When we were young, we knew that the answer, my friend, was blowing in the wind. Now that we are old, the virus is Spreain’ Though the Air.
As the virus keeps on spreading wildly out of control, Orange Man can only say, Que Sera Sera.
Finally, in our last musical offering for this evening, we learn that when the moon hits your eye like a big pizza pie, that’s when you recognize He’s a Moron.
Dear Fellow Rednecks,
I regret to inform you that you have been victimized by a great hoax. I also regret to inform you that the perpetrators of this horrific hoax were not the Lamestream Media, not the liberal Democrats, not Bill Gates, and not George Soros and the Rhymes-With-You-Know-Whos. (Hint: they killed a famous religious figure.)

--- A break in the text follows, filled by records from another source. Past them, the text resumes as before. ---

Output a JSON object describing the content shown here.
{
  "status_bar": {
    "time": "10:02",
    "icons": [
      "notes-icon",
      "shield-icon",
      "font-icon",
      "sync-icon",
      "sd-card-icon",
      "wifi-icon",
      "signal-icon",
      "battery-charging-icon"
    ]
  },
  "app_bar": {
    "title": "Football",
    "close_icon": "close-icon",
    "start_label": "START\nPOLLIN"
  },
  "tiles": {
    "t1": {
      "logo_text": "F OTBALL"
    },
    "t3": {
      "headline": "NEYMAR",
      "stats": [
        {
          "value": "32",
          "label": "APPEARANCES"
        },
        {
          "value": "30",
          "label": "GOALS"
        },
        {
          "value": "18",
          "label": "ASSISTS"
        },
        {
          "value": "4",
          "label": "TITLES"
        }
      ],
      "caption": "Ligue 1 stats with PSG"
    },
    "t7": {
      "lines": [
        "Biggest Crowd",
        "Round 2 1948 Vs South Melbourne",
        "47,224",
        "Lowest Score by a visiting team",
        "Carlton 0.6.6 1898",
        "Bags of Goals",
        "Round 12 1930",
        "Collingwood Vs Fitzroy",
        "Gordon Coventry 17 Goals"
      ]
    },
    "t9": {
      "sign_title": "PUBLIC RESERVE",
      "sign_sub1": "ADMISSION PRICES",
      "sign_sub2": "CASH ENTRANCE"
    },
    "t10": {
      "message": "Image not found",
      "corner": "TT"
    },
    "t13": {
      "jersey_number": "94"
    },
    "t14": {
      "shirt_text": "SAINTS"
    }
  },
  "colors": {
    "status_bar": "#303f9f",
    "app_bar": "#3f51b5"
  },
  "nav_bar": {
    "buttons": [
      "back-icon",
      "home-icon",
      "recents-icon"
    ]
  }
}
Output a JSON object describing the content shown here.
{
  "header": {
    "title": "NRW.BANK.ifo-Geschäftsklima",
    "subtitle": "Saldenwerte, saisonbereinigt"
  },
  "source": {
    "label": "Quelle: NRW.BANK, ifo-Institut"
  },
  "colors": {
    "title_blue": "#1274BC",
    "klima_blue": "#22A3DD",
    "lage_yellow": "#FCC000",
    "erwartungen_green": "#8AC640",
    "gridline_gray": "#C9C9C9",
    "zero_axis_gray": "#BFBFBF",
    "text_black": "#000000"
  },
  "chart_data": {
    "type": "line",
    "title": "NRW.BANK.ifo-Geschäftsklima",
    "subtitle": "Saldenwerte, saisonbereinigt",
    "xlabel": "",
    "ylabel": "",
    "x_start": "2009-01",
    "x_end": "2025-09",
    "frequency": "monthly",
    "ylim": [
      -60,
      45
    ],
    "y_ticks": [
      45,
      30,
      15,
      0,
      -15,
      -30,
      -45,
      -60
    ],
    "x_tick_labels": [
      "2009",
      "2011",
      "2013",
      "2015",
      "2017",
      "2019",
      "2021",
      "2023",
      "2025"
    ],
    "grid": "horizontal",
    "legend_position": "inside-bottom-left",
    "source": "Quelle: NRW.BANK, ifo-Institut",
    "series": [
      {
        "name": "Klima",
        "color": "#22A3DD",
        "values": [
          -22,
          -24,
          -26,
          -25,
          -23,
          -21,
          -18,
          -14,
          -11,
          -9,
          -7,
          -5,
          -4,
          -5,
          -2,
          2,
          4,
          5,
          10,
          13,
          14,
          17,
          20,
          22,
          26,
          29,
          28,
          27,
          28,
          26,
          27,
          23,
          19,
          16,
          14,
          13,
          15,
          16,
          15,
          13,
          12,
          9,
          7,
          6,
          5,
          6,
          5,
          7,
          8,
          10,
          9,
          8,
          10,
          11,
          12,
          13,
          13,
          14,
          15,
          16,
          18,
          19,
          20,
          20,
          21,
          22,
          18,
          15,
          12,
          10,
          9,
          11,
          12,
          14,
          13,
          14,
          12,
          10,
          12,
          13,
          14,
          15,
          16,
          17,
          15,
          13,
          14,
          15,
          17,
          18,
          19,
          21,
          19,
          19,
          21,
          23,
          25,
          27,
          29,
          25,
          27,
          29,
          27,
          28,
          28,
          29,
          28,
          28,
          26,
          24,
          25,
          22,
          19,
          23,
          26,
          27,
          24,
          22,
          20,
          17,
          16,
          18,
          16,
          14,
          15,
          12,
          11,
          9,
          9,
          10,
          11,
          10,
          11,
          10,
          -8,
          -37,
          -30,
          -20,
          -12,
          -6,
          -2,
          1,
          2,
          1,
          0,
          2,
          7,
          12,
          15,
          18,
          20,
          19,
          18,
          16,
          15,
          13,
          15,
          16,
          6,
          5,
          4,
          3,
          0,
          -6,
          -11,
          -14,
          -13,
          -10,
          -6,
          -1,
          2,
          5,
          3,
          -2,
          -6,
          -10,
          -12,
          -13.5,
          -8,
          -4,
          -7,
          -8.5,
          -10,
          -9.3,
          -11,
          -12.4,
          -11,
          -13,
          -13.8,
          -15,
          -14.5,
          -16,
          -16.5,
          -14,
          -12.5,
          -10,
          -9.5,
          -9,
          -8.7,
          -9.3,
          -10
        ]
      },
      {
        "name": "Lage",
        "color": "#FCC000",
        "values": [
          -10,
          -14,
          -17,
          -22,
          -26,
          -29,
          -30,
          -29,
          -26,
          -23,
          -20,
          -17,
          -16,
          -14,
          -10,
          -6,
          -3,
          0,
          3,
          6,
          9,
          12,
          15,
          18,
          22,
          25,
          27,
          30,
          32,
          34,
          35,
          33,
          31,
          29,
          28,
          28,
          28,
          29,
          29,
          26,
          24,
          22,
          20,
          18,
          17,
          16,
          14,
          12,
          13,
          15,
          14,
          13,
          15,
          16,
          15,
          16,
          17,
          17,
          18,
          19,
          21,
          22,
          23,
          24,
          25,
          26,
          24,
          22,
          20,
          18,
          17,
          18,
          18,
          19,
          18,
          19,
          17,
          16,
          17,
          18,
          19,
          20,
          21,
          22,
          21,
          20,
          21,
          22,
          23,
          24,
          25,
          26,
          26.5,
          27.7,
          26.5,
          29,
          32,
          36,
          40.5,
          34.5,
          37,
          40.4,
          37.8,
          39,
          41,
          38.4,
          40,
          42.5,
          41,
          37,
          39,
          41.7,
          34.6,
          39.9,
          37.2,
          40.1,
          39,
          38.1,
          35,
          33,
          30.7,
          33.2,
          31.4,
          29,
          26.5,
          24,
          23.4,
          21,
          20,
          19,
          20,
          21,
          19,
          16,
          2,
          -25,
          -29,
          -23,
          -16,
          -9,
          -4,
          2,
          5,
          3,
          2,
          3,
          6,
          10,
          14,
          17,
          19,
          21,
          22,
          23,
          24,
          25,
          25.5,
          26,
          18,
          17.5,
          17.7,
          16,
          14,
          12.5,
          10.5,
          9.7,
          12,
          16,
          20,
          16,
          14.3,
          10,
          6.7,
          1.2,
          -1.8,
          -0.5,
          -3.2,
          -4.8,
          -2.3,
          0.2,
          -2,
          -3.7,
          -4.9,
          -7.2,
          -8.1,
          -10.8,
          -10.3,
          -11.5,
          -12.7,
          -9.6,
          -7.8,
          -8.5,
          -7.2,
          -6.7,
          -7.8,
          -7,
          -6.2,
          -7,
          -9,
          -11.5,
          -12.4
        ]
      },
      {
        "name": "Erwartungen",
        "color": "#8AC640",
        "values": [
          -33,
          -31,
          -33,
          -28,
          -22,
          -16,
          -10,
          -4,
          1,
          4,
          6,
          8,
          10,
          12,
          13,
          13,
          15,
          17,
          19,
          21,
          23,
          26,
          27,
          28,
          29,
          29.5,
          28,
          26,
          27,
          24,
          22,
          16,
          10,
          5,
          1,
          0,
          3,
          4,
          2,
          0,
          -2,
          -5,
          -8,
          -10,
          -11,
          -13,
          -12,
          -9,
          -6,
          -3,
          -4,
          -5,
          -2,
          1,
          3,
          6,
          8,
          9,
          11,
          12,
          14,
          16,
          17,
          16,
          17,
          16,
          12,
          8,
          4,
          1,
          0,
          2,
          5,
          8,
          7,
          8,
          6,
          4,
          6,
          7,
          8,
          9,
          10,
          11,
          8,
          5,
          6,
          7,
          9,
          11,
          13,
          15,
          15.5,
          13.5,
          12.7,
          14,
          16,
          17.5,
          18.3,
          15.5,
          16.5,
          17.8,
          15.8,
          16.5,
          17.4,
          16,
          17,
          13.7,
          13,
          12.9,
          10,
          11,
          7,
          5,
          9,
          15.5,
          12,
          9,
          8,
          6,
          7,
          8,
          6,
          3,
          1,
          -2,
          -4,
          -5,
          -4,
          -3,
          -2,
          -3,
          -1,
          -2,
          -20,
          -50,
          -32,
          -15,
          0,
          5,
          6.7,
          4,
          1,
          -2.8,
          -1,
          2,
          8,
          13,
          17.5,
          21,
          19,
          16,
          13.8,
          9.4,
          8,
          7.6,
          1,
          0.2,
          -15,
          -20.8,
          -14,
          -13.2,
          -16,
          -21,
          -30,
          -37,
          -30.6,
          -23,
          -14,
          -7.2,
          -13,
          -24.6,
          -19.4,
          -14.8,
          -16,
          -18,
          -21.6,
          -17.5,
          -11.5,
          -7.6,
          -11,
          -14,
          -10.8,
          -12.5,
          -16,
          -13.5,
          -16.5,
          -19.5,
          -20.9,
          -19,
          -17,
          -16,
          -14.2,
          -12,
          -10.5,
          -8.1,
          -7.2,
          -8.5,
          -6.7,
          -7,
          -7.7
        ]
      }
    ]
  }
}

No, ladies and germs, the perpetrators of the great hoax—that would be the hoax that is now threatening your lives—were in fact Donald Trump and Faux News. And the great hoax about which they informed you is itself a hoax. You have been had. You have been well and truly screwed, blued, and tattooed.
This morning, I am indebted to old friend Vasari for pointing me to this news: CNN, Dozens of Mississippi lawmakers have coronavirus aafter weeks of refusing to wear masks.
I bear them no ill will. I wish them all a speedy recovery.
But whatever my wishes may be, I cannot keep them from suffering the consequences of their willful choice not to use their reason and to be guided by science.
The Hoax Hoax: the consequences are coming soon to a city or town near you.